Friday, 26 February 2016

FBI v. Apple, or, The Power of Words


Sometimes, reading the papers and listening to the news convinces me that my feet are firmly planted on planet earth even though I know I am hanging upside down over a chasm deep and wide. This has to do with the extraordinary power of words to alter perceptions of reality by re-framing it.

Take the recent kerfuffle between the FBI and Apple.  The FBI asked a US court to order Apple to create new software to get around the encryption system on one of Apple's phones. The court complied. Apple is appealing. It claims its First Amendment rights are being abrogated, that being forced to write a specific code is like being forced to make a specific speech and speech cannot be compelled.

Apple's phone encryption can be broken with about 10,000 tries, but its phones are designed to make their memories go phhhhhht! after ten unsuccessful attempts with the wrong password. The FBI has asked Apple to invent a method to break into the phone of the San Bernardino terrorist -- the nut-cake who killed and wounded so many of his colleagues at their annual Christmas party last year.  Why? His phone might reveal if he conspired with others. Apple has refused on the grounds that if they give in to this request, every tin pot dictator or authoritarian regime (especially China's) will demand the same sort of software key and then no one's information will be safe from wicked foreign governments, crooks, or terrorists. If we make this software,  Apple says, it will soon jump from the hands of the FBI to anyone with the cash to pay. The privacy of customers means everything, our entire business depends upon it, says Apple CEO Tim Cook.

This court battle has been portrayed by various journalists as an existential struggle between security and privacy, as if Apple's Tim Cook stands on the bridge, sword in hand, protecting us from governments run amok in the cause of making us safe. Simply repeating the phrase-- privacy versus security-- makes it seem as if we still have security and privacy to protect.

And there you have it, the false frame.

Recall, please, the first stories published in the Guardian and the Washington Post in the early summer of 2013 based on Edward Snowden's purloined documents. The first stories concerned a top secret order issued by the US FISA court (which does its business in secret), requiring the huge American phone company, Verizon, to hand to the NSA all the phone records of all of its US subscribers for a three month period. This was a shocker. Americans communicating with Americans were thought to be exempt from the NSA's signals snoopers. The second stories dealt with an NSA program called Prism. An NSA document copied by Snowden showed that from 2007 on, the NSA had gradually acquired direct access to the US based server systems of Microsoft, Google, Facebook, Skype, YouTube PalTalk, AOL, and Yahoo.  Apple joined Prism in 2012. Because most Internet traffic moves through servers in the US as it swishes around the globe, the NSA had what it calls home team advantage. By getting server access, it was able to grab the communications of pretty much every person -- American or foreign -- using the Internet. Through Prism, NSA acquired " email, video and voice chat, videos, photos, voice-over-IP (Skype, for example) chats, file transfers, social networking details and more."

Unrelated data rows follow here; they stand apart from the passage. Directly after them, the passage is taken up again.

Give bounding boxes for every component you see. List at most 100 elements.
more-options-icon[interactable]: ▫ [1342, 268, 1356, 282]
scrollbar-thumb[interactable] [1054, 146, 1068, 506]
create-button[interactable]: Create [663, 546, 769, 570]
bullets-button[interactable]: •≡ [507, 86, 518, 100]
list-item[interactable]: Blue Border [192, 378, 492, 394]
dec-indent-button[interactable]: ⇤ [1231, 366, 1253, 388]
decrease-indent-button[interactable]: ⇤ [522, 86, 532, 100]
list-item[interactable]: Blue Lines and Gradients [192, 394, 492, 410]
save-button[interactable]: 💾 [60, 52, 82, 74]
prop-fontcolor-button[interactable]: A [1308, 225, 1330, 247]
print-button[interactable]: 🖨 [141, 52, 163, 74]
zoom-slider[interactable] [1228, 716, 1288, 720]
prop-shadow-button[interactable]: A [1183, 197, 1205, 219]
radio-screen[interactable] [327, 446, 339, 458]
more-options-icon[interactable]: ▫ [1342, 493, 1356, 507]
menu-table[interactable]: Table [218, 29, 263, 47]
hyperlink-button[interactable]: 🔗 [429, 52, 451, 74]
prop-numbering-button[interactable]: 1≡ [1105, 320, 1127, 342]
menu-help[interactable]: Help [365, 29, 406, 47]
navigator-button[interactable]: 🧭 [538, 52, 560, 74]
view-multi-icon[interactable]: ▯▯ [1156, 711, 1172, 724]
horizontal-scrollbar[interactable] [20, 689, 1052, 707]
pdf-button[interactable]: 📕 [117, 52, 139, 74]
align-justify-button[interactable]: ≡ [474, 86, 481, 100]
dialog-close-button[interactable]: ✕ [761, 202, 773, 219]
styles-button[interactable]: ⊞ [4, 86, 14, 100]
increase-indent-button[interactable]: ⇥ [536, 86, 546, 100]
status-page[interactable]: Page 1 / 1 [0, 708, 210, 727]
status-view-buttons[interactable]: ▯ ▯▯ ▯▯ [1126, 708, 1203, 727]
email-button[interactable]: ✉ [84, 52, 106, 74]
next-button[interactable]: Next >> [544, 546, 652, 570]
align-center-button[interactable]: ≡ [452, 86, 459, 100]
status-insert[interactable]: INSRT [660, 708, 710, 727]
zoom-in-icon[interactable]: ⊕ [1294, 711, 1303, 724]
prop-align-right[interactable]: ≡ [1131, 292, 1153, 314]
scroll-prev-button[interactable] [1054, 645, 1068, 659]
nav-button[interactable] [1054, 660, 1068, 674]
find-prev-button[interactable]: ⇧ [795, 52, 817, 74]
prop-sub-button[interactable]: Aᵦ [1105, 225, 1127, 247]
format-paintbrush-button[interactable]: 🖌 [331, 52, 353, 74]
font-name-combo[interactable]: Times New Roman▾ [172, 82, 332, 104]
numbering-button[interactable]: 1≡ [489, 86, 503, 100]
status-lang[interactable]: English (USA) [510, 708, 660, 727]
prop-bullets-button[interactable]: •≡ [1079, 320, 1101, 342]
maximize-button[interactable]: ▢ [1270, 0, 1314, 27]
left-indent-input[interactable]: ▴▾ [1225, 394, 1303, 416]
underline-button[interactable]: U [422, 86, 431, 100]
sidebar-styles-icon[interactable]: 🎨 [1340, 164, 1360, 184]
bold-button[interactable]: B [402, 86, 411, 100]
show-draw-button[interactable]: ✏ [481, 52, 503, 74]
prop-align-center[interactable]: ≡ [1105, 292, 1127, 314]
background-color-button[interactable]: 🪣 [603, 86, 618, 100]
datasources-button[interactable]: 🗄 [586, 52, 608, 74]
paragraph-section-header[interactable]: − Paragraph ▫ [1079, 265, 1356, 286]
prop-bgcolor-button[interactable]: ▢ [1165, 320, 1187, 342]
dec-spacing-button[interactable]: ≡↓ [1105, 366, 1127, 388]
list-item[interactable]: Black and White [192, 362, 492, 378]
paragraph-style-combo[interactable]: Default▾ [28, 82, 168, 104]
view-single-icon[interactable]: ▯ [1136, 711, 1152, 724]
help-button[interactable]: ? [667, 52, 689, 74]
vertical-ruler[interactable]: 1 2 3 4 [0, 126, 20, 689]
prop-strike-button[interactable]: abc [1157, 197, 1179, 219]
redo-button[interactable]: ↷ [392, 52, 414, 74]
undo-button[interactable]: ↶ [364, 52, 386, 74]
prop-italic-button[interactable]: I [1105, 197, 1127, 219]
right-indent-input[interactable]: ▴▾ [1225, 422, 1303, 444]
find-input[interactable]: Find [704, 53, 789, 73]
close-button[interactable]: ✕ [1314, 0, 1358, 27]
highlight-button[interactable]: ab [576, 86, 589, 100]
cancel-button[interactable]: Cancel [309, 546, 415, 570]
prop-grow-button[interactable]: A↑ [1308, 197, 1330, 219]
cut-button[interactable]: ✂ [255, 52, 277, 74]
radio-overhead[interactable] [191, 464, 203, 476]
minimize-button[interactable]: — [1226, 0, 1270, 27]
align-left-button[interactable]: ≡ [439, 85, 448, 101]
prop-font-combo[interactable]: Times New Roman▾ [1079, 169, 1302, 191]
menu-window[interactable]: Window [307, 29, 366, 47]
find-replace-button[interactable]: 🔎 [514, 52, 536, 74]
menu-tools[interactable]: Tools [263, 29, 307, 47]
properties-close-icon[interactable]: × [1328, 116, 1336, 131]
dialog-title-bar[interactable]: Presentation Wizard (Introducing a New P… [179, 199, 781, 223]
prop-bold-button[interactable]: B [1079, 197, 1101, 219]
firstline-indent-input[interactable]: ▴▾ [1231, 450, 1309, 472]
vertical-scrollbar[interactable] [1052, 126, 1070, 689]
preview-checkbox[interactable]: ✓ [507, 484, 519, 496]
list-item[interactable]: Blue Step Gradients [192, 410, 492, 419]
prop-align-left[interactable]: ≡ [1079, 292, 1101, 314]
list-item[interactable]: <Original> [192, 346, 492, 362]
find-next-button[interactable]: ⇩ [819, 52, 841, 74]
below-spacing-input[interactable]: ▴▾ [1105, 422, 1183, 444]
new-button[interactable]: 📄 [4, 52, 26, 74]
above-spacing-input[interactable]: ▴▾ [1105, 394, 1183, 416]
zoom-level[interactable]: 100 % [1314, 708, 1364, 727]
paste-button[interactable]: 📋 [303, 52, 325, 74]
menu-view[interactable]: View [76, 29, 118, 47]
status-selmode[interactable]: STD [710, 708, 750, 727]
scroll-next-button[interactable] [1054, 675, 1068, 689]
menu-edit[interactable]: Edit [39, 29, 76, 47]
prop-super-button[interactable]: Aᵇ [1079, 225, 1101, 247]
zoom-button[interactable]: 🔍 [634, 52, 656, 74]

When asked for comment, the companies involved said they had no knowledge of such a program. Apple executives in particular claimed never to have heard of Prism. These denials notwithstanding, the Guardian characterized the program this way:

"The Prism program allows the NSA, the world's largest surveillance organization, to obtain targeted communications without having to request them from the service providers and without having to obtain individual court orders. With this program, the NSA is able to reach directly into the servers of the participating companies and obtain both stored communications as well as perform real-time collection on targeted users."  

Also according to the Guardian, after the 2012 amendments to the Act which enables the FISA court, the NSA required neither individual authorizations by the court nor anything more than a reasonable suspicion that "one of the parties was outside the country at the time... records were collected by the NSA. The document also shows that the FBI acts as an intermediary between other agencies and the tech companies, and stresses its reliance on the participation of US Internet firms, claiming 'access is 100% dependent on ISP provisioning.' "

These revelations were a huge embarrassment to the named companies which had made many public statements declaring their commitment to the protection of their customers' private communications.

As if to amplify the issues of the FBI v. Apple case, the Citizen Lab at University of Toronto this week revealed that the Chinese company, Baidu, collects an incredible range of information about its Android phone users from the various apps they download. Millions of people around the world make use of these apps, not just citizens of China.

I read and reread these stories, trying to understand why Apple is making such a fuss about fighting the FBI's current demand, and why the FBI went to court to try and compel Apple to obey.

I think the answer is that their use of the words" privacy"  and "security" make both parties seem much better than they are. They create a false frame that makes us forget that our security is, at best, hit and miss, and that companies like Apple, Google, Microsoft, etc. let the privacy horse out of the barn many years ago.